The barriers stop vehicles yet maintain pedestrian and emergency access.

“Cities know there is a real need for protection,” said Peter Whitford, CEO of Meridian Rapid Defense Group on the company’s website. “We designed our product to address the real technology void in HVM (hostile vehicle mitigation). Beyond the first step which is certified performance, our barriers offer ease of deployment and flexibility. This allows law enforcement to place the barriers where needed and react to any change in threat level.”

Workers have begun to pre-position the new barriers along Colorado Boulevard. Here, the barriers are seen along Colorado Boulevard at Oak Knoll Avenue.

The reinforced steel barrier was used last year at the main entrance of the Rose Bowl Stadium.

This year, the barriers will be used for the Rose Parade and at Rose Bowl Stadium as police deploy more than 65 barrier units across four high-access locations.
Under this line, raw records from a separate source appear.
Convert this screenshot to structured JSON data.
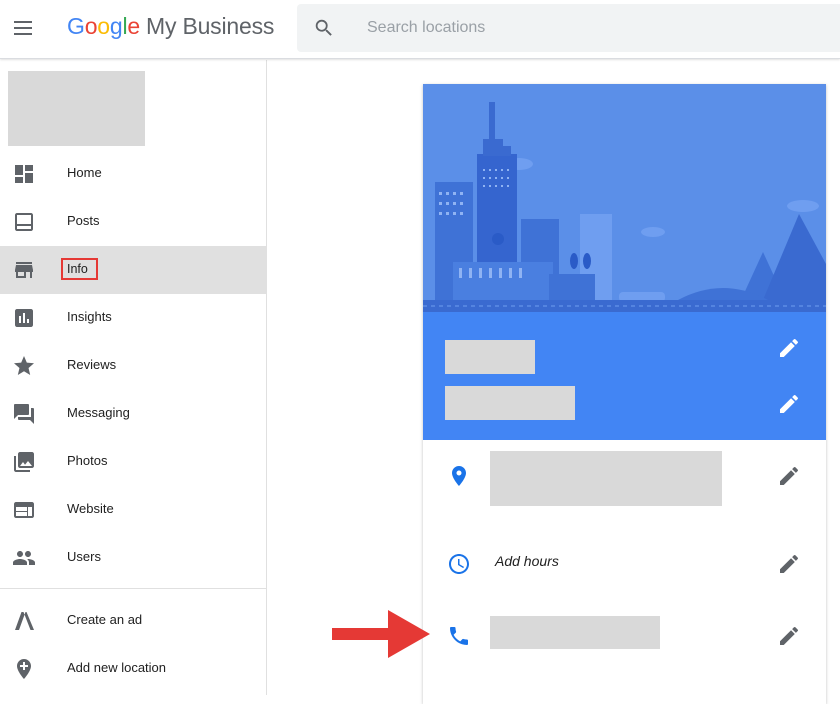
{
  "app": {
    "logo_letters": [
      "G",
      "o",
      "o",
      "g",
      "l",
      "e"
    ],
    "logo_suffix": "My Business"
  },
  "search": {
    "placeholder": "Search locations",
    "value": ""
  },
  "sidebar": {
    "items": [
      {
        "label": "Home",
        "icon": "dashboard-icon"
      },
      {
        "label": "Posts",
        "icon": "posts-icon"
      },
      {
        "label": "Info",
        "icon": "storefront-icon",
        "active": true,
        "highlighted": true
      },
      {
        "label": "Insights",
        "icon": "bar-chart-icon"
      },
      {
        "label": "Reviews",
        "icon": "star-icon"
      },
      {
        "label": "Messaging",
        "icon": "chat-icon"
      },
      {
        "label": "Photos",
        "icon": "photo-icon"
      },
      {
        "label": "Website",
        "icon": "web-icon"
      },
      {
        "label": "Users",
        "icon": "people-icon"
      }
    ],
    "bottom_items": [
      {
        "label": "Create an ad",
        "icon": "google-ads-icon"
      },
      {
        "label": "Add new location",
        "icon": "add-location-icon"
      }
    ]
  },
  "card": {
    "hours_label": "Add hours",
    "icons": [
      "location-pin-icon",
      "clock-icon",
      "phone-icon",
      "edit-pencil-icon"
    ]
  },
  "colors": {
    "accent": "#4285f4",
    "hero_bg": "#5b8fe8",
    "highlight_box": "#e53935",
    "arrow": "#e53935",
    "active_nav_bg": "#e0e0e0"
  }
}
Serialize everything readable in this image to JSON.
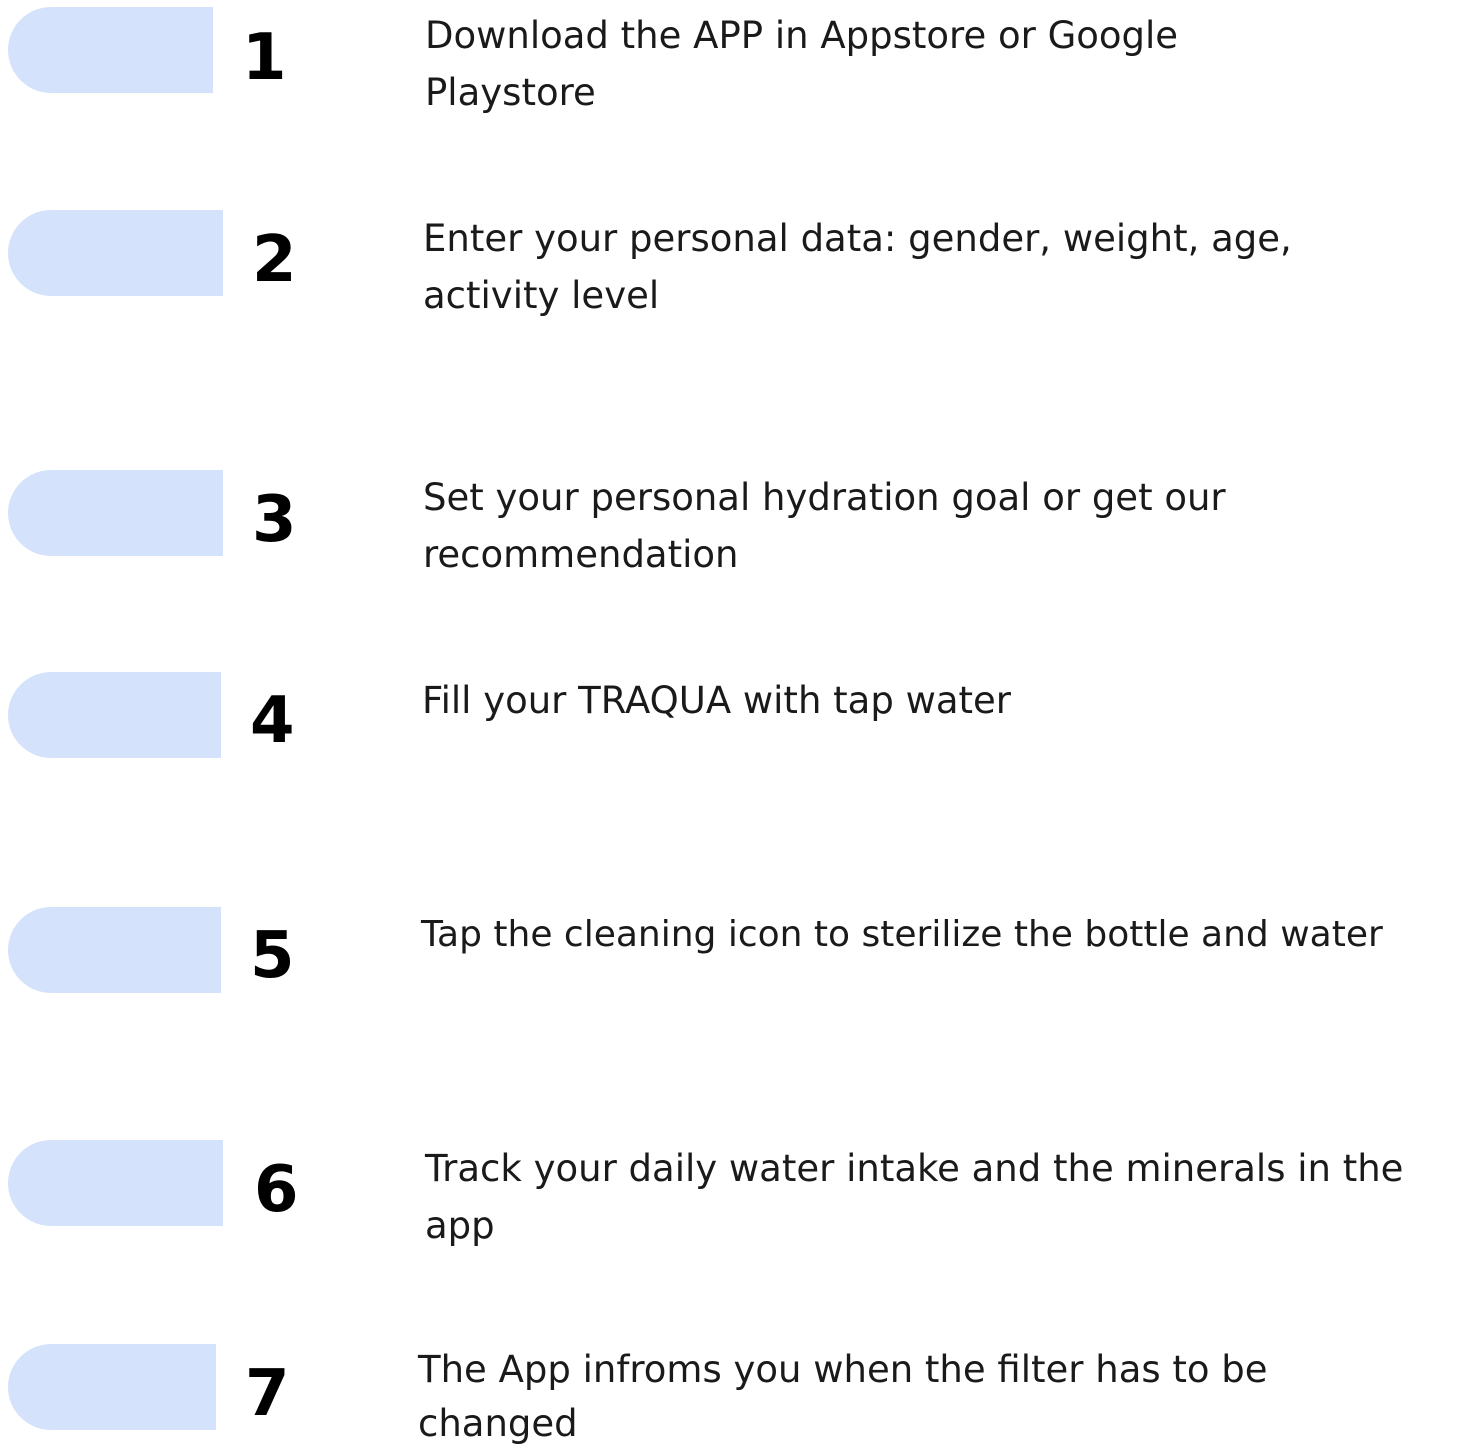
{
  "colors": {
    "pill": "#d4e2fb",
    "number": "#000000",
    "text": "#1a1a1a"
  },
  "steps": [
    {
      "number": "1",
      "text": "Download the APP in Appstore or Google Playstore"
    },
    {
      "number": "2",
      "text": "Enter your personal data: gender, weight, age, activity level"
    },
    {
      "number": "3",
      "text": "Set your personal hydration goal or get our recommendation"
    },
    {
      "number": "4",
      "text": "Fill your TRAQUA with tap water"
    },
    {
      "number": "5",
      "text": "Tap the cleaning icon to sterilize the bottle and water"
    },
    {
      "number": "6",
      "text": "Track your daily water intake and the minerals in the app"
    },
    {
      "number": "7",
      "text": "The App infroms you when the filter has to be changed"
    }
  ]
}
Placement of the barriers restricts non-authorized access but also allows for entry of emergency vehicles if required.

According to a city contract, the city will pay $110,000 per year for up to five years for the barriers.
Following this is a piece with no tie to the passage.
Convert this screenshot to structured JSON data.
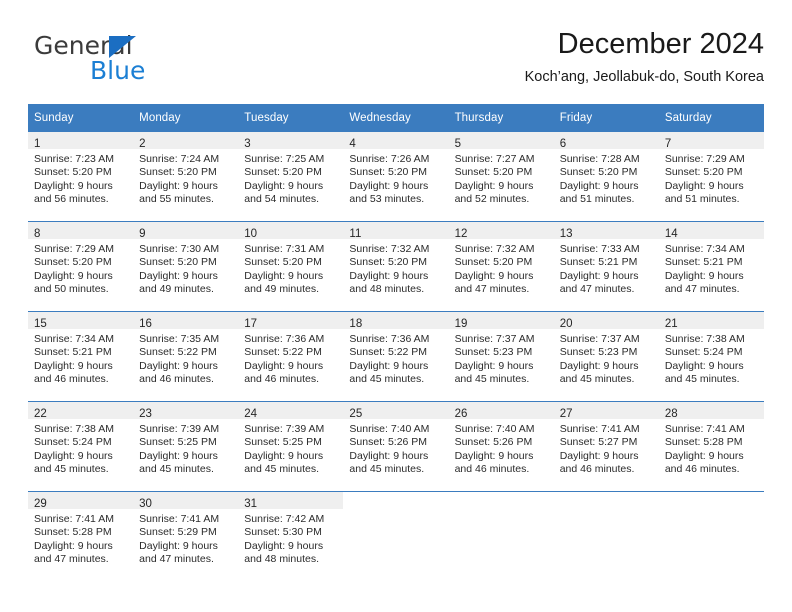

After one year of the contract, the Pasadena Police Department will review the effectiveness of the use of the anti-terrorist vehicle barriers along the Rose Parade route, and could recommend an extension, the report said.

Law enforcement agencies began deploying water barriers at critical points of the Rose Parade after a driver deliberately drove a truck into the Christmas market next to the Kaiser Wilhelm Memorial Church at Breitscheidplatz in Berlin in December, 2016. Twelve people were killed and 56 others injured in the attack.

After that attack and one in Nice that killed more than 80 people, researchers tested the effectiveness of concrete barriers to protect against terrorist truck attacks – and found them to be close to useless as the truck effortlessly knocked the barriers aside and kept going, only stopping when it hit a wall.

Last September, a City report revealed that the Archer 1200 Anti-Terrorism Vehicle Barrier, manufactured by Pasadena-based Meridian Rapid Defense would provide more protection against vehicle-based acts of terror than water barriers.

“The Archer vehicle barriers will replace the water barriers currently deployed during New Year’s operations,” the police department’s report said. “The Archer barriers provide more protection to floats, spectators, City and Tournament of Roses employees involved with the Rose Parade.”